Pour favoriser son élévation spirituelle, Saint-Exupéry propose à l’homme,

la solitude et la promenade sur la montagne […], le colloque avec les étoiles, et l’interrogation glaciale, et le silence fait autour, et cette voix qui parle et ne parle que dans le silence. [...] Car l’espace de l’esprit, là où il peut ouvrir ses ailes, c’est le silence

Terrible ambivalence de ce Dieu évoqué, invoqué, mais en même temps inaccessible :

Dieu est vrai, mais créé peut-être par l’homme.

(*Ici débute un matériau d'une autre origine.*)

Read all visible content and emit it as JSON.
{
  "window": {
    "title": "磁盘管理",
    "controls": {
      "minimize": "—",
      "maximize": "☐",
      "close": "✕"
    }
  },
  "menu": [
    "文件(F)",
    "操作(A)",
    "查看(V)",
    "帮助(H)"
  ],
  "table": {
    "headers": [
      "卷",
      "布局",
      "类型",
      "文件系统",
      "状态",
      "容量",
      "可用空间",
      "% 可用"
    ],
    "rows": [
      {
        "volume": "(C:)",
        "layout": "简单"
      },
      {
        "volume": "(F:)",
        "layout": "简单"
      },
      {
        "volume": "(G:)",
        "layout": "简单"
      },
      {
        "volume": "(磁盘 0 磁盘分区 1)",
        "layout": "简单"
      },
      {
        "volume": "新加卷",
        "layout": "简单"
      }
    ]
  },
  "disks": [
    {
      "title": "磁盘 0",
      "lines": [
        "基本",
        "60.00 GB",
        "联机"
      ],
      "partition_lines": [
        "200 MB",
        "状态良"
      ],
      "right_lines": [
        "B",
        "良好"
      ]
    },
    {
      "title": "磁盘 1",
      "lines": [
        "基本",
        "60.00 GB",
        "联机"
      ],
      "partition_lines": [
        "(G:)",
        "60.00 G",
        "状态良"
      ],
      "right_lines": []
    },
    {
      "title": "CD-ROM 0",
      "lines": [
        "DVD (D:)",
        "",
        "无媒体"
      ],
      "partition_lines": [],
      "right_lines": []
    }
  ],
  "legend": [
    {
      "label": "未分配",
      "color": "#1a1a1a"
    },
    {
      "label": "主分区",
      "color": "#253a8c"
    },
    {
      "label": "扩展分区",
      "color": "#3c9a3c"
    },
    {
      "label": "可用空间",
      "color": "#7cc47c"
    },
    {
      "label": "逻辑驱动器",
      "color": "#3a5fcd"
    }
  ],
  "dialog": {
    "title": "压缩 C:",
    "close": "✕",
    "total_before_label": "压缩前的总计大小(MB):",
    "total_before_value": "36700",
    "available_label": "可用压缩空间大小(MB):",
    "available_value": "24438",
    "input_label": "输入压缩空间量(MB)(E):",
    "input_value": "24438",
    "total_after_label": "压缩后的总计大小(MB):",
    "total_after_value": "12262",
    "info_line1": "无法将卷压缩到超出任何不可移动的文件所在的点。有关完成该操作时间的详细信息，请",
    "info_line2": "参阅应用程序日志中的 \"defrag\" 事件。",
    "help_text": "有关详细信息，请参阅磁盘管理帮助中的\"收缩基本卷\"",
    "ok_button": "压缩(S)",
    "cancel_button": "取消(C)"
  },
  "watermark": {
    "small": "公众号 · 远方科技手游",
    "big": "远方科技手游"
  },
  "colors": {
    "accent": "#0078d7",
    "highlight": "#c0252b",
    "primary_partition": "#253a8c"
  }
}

C’est la souffrance de Saint-Exupéry que de n’avoir pu dépasser cette contradiction, de n’avoir pu se réfugier auprès d’un dieu compatissant. C’est aussi sa faiblesse que de s’être voulu stoïque, renonçant à Dieu même, ou, disons-le, se prenant un peu pour lui.

 

Geneviève Le Hir (Coublanc - 71)

Saint-Exupéry (1900-1944) :

esquisse biographique

 

Saint-Exupéry est né en 1900 à Lyon, c’est-à-dire entre les massifs du Jura et du Pilat, au pied de la colline de Fourvière.

Mais il va grandir loin de la place Bellecour, d’abord au château de la Môle, dans le massif varois des Maures, puis, dès que les vacances le permettent, au château de Saint-Maurice-de-Rémens, près des hauteurs du Bugey qu’il voyait de sa chambre.

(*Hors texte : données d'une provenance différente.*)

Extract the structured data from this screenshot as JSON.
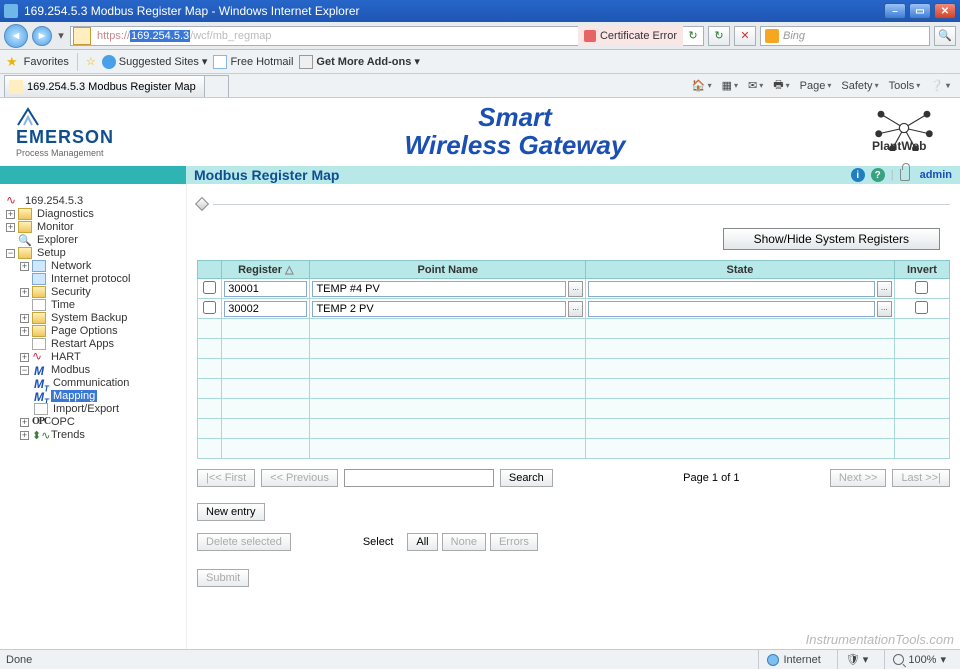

Il rêve de grands espaces, et de voyages : il prépare l’École navale, mais échoue. Il s’inscrit à l’École des beaux-arts. Il cherche sa voie…

C’est un peu par hasard qu’il devient aviateur, mais c’est certainement par vocation qu’il écrit, et vole de succès en succès :

- Courrier Sud en 1927

- Vol de nuit en 1931 (prix Fémina)

- Terre des hommes en 1939 (grand prix du roman de l’Académie française)

- Pilote de guerre en 1941, à New-York (livre qui eut un grand écho aux États-Unis et favorisa leur entrée en guerre contre l’Allemagne).

- Le Petit Prince en 1943, à New-York, puis universellement traduit, même en latin.

- Citadelle, œuvre posthume, inachevée — un pavé traversé de beautés fulgurantes —, qui lui tenait tant à cœur (1948).

Et bien sûr, des écrits divers et des lettres portés peu à peu à la connaissance du public.

Il écrivit des scénarii pour le cinéma, et déposa treize brevets d’invention en aéronautique.